CHAMFER will be delivered through the following four work packages.
Work package 1: UK/GB scale terrestrial controls on extreme hydrodynamic conditions
In order to consider the crucial interactions and statistical dependencies between hazards and to obtain reliable estimates of risk, WP1 is underpinned by the development of a coupled modelling system bringing together ocean modelling and terrestrial water cycle modelling. This coupled system will rely on the same elements as the Met Office Regional Environmental Prediction programme. We will apply this coupled modelling system to a selection of present and future scenarios and we will use novel state-of-the-art statistical methods to quantify joint probabilities of multi-hazard events.
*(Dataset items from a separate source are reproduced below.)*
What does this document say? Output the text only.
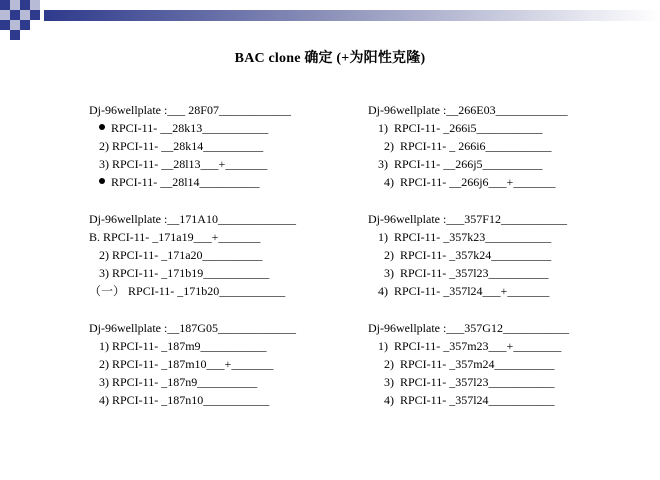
BAC clone 确定 (+为阳性克隆)
Dj-96wellplate :___ 28F07____________
RPCI-11- __28k13___________
2) RPCI-11- __28k14__________
3) RPCI-11- __28l13___+_______
RPCI-11- __28l14__________
Dj-96wellplate :__171A10_____________
B. RPCI-11- _171a19___+_______
2) RPCI-11- _171a20__________
3) RPCI-11- _171b19___________
（一） RPCI-11- _171b20___________
Dj-96wellplate :__187G05_____________
1) RPCI-11- _187m9___________
2) RPCI-11- _187m10___+_______
3) RPCI-11- _187n9__________
4) RPCI-11- _187n10___________
Dj-96wellplate :__266E03____________
1) RPCI-11- _266i5___________
2) RPCI-11- _ 266i6___________
3) RPCI-11- __266j5__________
4) RPCI-11- __266j6___+_______
Dj-96wellplate :___357F12___________
1) RPCI-11- _357k23___________
2) RPCI-11- _357k24__________
3) RPCI-11- _357l23__________
4) RPCI-11- _357l24___+_______
Dj-96wellplate :___357G12___________
1) RPCI-11- _357m23___+________
2) RPCI-11- _357m24__________
3) RPCI-11- _357l23___________
4) RPCI-11- _357l24___________
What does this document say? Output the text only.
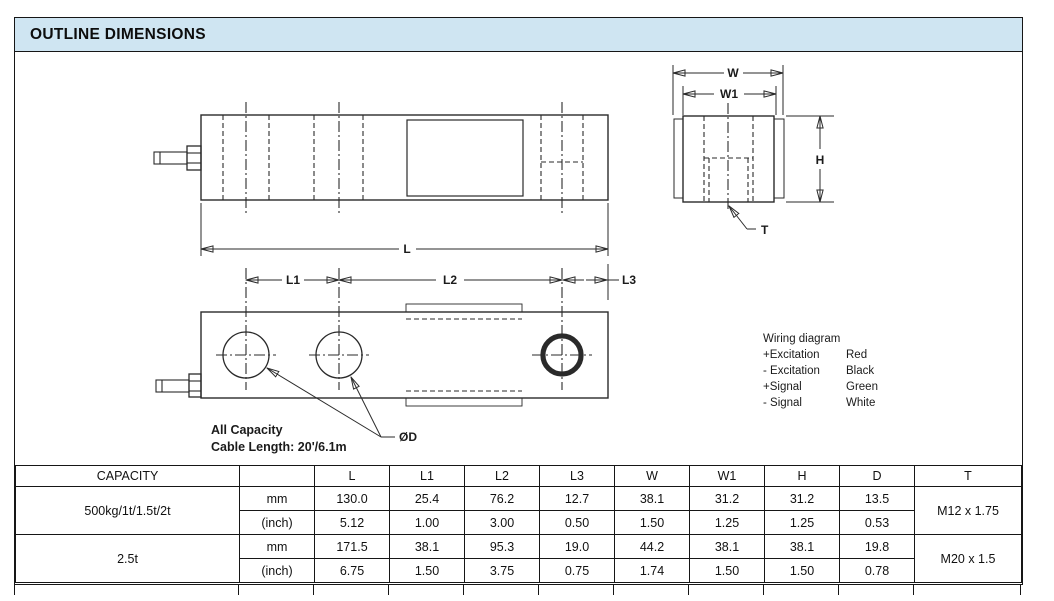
OUTLINE DIMENSIONS
L
W
W1
H
T
L1	L2	L3
ØD
All Capacity
Cable Length: 20'/6.1m
Wiring diagram
+Excitation Red
- Excitation Black
+Signal	Green
- Signal	White
CAPACITY		L	L1	L2	L3	W	W1	H	D	T
500kg/1t/1.5t/2t	mm	130.0	25.4	76.2	12.7	38.1	31.2	31.2	13.5	M12 x 1.75
	(inch)	5.12	1.00	3.00	0.50	1.50	1.25	1.25	0.53	
2.5t	mm	171.5	38.1	95.3	19.0	44.2	38.1	38.1	19.8	M20 x 1.5
	(inch)	6.75	1.50	3.75	0.75	1.74	1.50	1.50	0.78	
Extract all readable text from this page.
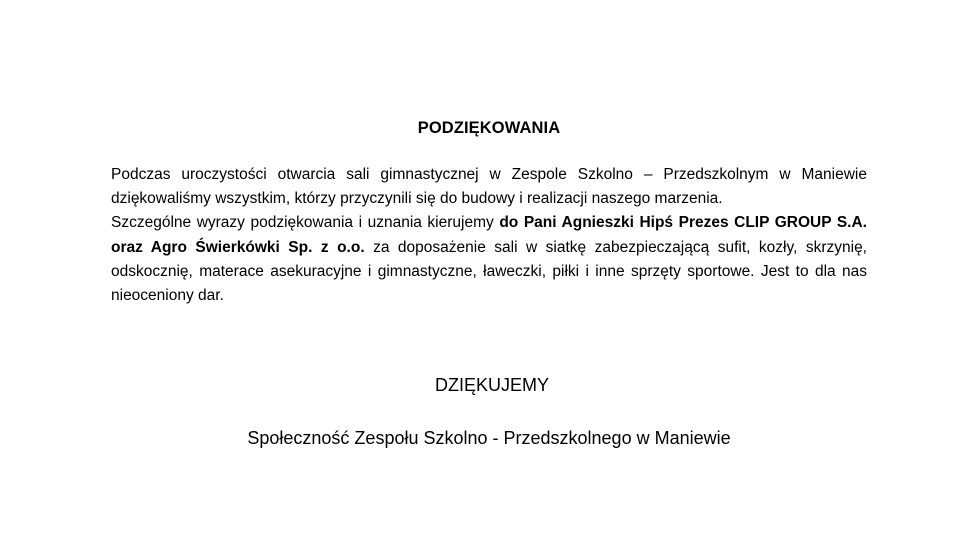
PODZIĘKOWANIA

Podczas uroczystości otwarcia sali gimnastycznej w Zespole Szkolno – Przedszkolnym w Maniewie dziękowaliśmy wszystkim, którzy przyczynili się do budowy i realizacji naszego marzenia.

Szczególne wyrazy podziękowania i uznania kierujemy do Pani Agnieszki Hipś Prezes CLIP GROUP S.A. oraz Agro Świerkówki Sp. z o.o. za doposażenie sali w siatkę zabezpieczającą sufit, kozły, skrzynię, odskocznię, materace asekuracyjne i gimnastyczne, ławeczki, piłki i inne sprzęty sportowe. Jest to dla nas nieoceniony dar.

DZIĘKUJEMY
Społeczność Zespołu Szkolno - Przedszkolnego w Maniewie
Work package 2: Protective services and vulnerability of UK coastal habitats to climate driven multi-hazards
In order to address the emergent properties derived from multi-habitat complexes at a national scale, and to understand the persistence of these benefits under climate change projections, WP2 brings together
- Bayesian statistics to merge habitat properties delivering protective services;
- Existing biological life-history trait databases (terrestrial and marine species) to estimate the restoration and adaptive rates of the species comprising the coastal habitats;
- Multi-species occupancy modelling to spatially model simultaneously multiple habitats;
- Collection of new fieldwork observations targeted at the protective capability provided by coastal habitat assemblages.
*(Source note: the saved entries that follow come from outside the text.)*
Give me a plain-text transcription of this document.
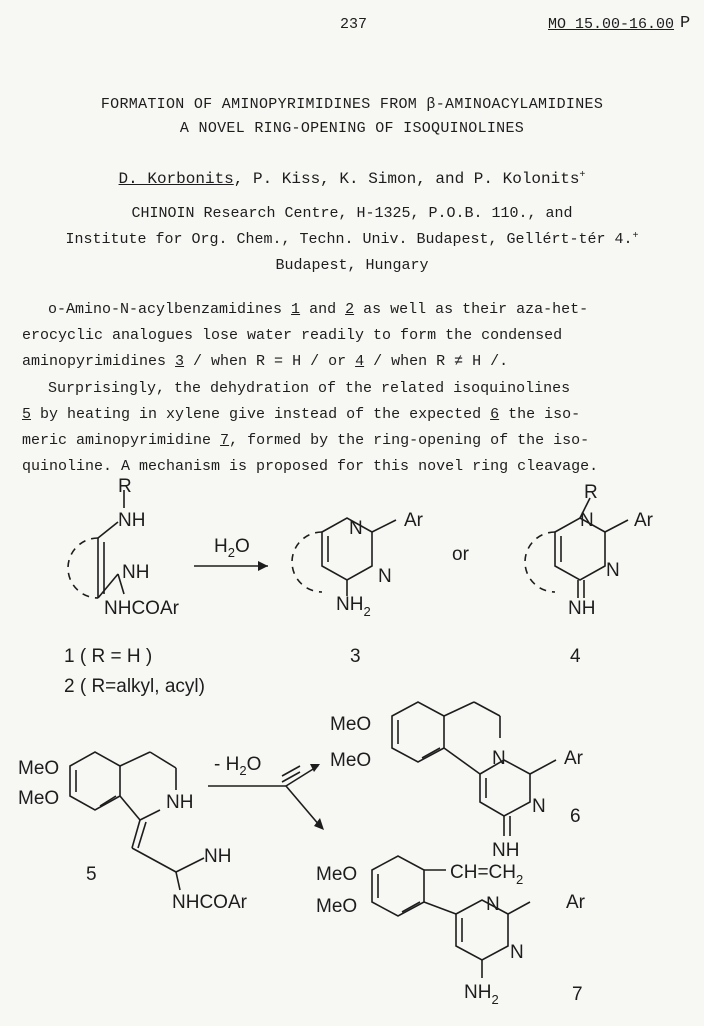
237	MO 15.00-16.00 P
FORMATION OF AMINOPYRIMIDINES FROM β-AMINOACYLAMIDINES
A NOVEL RING-OPENING OF ISOQUINOLINES
D. Korbonits, P. Kiss, K. Simon, and P. Kolonits+
CHINOIN Research Centre, H-1325, P.O.B. 110., and
Institute for Org. Chem., Techn. Univ. Budapest, Gellért-tér 4.+
Budapest, Hungary
o-Amino-N-acylbenzamidines 1 and 2 as well as their aza-het-
erocyclic analogues lose water readily to form the condensed
aminopyrimidines 3 / when R = H / or 4 / when R ≠ H /.
Surprisingly, the dehydration of the related isoquinolines
5 by heating in xylene give instead of the expected 6 the iso-
meric aminopyrimidine 7, formed by the ring-opening of the iso-
quinoline. A mechanism is proposed for this novel ring cleavage.
R
NH
NH
NHCOAr
$H_2O$
N Ar
N
$NH_2$
or
R
N Ar
N
NH
1 ( R = H )
2 ( R=alkyl, acyl)
3	4
MeO
MeO	NH
NH
NHCOAr
5
- $H_2O$
MeO
MeO	N	Ar
N
NH
6
MeO
MeO
$CH=CH_2$
N	Ar
N
$NH_2$	7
Work package 3: The role of nature-based coastal management options
In order to provide increased understanding of how WWNP approaches function in generic coastal system, WP3 will combine established, off-the-shelf and open-source numerical tools to simulate local scale inundation, morphological change, and coastal erosion for a series of generic coastal typologies and nature-based approaches.
Work package 4: Research Impact and Synthesis
WP4 will coordinate external engagement across a wide range of stakeholders, end-users, project partners as well as the wider scientific community. WP4 will also provide synthesis of the scientific evidence throughout the project with the objective that our results will feed into future policy making and coastal management under a changing climate.